8. His most famous work was considered a flop upon its release.
Despite winning rave reviews from the likes of T.S. Eliot and Edith Wharton, Fitzgerald’s 1925 masterpiece “The Great Gatsby” was never a bestseller in his lifetime. It performed poorly compared to his first two novels, selling just over 20,000 copies and only turning a meager profit for its publisher. Popular interest in the book didn’t spike until World War II, when some 150,000 copies were shipped to U.S. servicemen overseas. Combined with other posthumous re-releases of his work, this “Armed Services Edition” helped revive Fitzgerald’s literary reputation and secure “The Great Gatsby” a place among the most beloved American novels. The book now sells some 500,000 copies each year.
9. He worked as a Hollywood screenwriter.

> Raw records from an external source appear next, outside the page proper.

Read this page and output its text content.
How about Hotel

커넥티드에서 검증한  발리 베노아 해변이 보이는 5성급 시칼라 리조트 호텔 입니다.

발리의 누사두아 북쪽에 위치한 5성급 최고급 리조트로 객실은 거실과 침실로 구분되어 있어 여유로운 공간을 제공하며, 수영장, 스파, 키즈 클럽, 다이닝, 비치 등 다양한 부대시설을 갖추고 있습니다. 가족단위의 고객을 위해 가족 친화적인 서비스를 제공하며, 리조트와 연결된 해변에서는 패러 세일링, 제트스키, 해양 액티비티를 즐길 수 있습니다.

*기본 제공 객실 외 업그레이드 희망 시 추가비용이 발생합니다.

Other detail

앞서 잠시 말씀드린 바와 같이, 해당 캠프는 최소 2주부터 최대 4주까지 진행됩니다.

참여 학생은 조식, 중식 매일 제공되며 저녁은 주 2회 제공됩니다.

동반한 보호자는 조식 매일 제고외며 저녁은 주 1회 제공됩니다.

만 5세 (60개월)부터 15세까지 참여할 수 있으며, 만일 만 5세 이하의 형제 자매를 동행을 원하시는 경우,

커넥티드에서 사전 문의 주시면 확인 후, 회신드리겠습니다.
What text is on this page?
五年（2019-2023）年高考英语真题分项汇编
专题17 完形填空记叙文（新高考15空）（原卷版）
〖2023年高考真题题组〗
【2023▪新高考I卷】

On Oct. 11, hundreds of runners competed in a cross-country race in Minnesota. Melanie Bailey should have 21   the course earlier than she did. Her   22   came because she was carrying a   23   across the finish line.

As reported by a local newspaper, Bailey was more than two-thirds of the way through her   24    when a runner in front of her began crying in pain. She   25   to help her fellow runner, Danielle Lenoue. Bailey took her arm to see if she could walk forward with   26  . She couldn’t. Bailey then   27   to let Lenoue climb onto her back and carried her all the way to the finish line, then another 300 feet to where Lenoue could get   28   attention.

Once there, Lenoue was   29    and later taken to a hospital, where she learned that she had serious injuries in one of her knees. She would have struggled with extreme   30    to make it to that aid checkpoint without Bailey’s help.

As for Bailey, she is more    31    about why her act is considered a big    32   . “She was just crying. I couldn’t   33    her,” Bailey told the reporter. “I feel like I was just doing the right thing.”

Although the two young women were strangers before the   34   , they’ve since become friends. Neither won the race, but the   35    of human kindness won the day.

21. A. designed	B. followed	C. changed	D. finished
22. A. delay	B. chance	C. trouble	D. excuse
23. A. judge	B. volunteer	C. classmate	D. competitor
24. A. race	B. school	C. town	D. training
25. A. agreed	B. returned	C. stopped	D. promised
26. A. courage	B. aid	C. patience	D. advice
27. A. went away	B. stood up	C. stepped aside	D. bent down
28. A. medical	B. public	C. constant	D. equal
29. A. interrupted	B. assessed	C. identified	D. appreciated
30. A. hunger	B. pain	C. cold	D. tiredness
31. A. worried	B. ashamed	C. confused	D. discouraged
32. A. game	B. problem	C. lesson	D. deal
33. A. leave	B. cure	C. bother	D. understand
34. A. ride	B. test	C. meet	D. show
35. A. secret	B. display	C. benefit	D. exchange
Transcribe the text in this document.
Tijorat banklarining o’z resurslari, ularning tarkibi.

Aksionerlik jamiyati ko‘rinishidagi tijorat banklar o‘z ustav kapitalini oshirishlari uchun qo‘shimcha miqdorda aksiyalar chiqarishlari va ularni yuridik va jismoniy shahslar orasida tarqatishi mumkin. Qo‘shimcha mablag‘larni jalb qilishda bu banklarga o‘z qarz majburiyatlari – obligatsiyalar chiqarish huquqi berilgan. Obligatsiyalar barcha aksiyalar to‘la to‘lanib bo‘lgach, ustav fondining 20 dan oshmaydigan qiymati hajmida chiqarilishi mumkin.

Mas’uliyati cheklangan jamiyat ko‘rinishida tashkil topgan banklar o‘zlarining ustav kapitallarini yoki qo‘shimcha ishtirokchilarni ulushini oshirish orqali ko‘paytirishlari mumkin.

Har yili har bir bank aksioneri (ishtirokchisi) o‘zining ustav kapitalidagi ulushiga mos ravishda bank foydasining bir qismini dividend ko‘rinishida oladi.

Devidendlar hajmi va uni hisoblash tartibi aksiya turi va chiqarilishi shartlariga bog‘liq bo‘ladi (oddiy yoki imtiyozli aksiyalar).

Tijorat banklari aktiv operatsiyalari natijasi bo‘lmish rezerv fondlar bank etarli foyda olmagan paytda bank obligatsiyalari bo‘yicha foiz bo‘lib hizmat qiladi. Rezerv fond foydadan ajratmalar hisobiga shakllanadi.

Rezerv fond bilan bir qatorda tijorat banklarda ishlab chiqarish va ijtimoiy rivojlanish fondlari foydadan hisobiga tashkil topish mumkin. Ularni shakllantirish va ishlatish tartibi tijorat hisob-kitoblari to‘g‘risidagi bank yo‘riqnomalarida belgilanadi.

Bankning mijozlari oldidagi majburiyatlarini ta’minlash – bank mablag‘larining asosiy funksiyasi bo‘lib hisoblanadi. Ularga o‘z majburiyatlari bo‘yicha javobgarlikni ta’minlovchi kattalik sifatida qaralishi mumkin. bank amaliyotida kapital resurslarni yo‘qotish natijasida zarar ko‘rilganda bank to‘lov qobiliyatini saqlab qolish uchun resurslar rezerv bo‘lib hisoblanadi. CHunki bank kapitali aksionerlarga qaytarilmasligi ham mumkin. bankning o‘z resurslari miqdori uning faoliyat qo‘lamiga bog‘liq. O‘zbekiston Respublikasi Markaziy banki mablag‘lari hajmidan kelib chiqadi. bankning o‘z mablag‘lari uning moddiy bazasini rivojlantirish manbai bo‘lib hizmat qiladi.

Following a series of career setbacks and repeated attempts to quit drinking, Fitzgerald moved to Los Angeles in 1937 and took a job as a screenwriter with the film studio MGM. He spent over two years working as an uncredited script doctor on such films as “Gone with the Wind” and “A Yank at Oxford,” but his own scripts—including proposed projects for Greta Garbo and Joan Crawford—were almost universally rejected. In the end, the famous novelist achieved just one Hollywood credit for writing on a 1938 film called “Three Comrades.” “I just couldn’t make the grade as a hack,” Fitzgerald quipped after one of his studio contracts was terminated. “That, like everything else, requires a certain practiced excellence.”
10. He died before finishing his final novel.
In 1940, Fitzgerald began writing “The Love of the Last Tycoon,” a novel inspired by his experiences working in the trenches of Hollywood. He was in debt and still struggling to remain sober, but he believed his work-in-progress showed considerable promise. “It will, at any rate, be nothing like anything else as I’m digging it out of myself like uranium,” he wrote to Zelda in November. Only a month later, Fitzgerald suffered a heart attack and died at the age of 44, leaving his comeback novel incomplete. A version of “The Love of the Last Tycoon” was published a year later, however, and even though the book was only half-finished, many critics hailed it as Fitzgerald’s most accomplished work.